I’m going to buy some to try out. Normally when I scribe my own siding I simply use a straight edge and a pin held in my pin vise and mark out a million little dots on whatever I’m scribing. Then line up the straight edge and drag along it to scribe the line. All that marking out can be a pain (and yes, I realise that does sound like I’m scripting a TV commercial!) and my mind started to wander to other ideas. As I’ve mentioned before I’m a pretty big fan of printed templates and I tend to try and incorporate a number of them in my modelling. Then it hit me: Why not print out a siding template and tape that to a piece of styrene and forget all about ever marking out that sheet again?!
How do I see it working?
First I’d need to know what I’m scribing. I’ve always got a bunch of projects in my mind and half-finished on my workbench so what’s one more? I’d like to actually start a box car shell to further wade tentatively into the waters of modelling the PEIR in On30. I think I could base this car on the same premise of some other narrow gauge cars I have nice plans for already. From those drawings I could measure the exact width of the panelling. Then over to AutoCAD I could simply draw a hundred, or so, paralell lines on a sheet of paper. Given the magic of digital drafting I could actually space them correctly apart. This is new for me, usually I have to cheat a little depending on the accuracy of the ruler I’m marking out my sheet with – if the smallest unit is multiples of 0.5mm then that’s the multiple I use for my siding.

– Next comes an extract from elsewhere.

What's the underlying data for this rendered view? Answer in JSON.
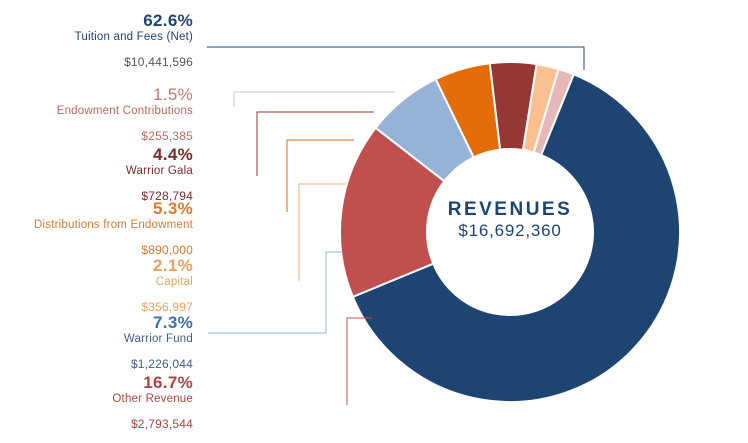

Once that sheet is printed off I could tape it to the top of a new sheet of styrene. Since we can’t scribe nicely “through” a sheet of paper I’d just cut the centre portion of the sheet out altogether leaving behind the ends of the lines still taped to the sheet. Then all I have to do is line up the straight edge and take that handy new Olfa blade and scribe away. This should work really, really well.
I’ll try this idea this weekend and post some more pictures to try and better illustrate the idea.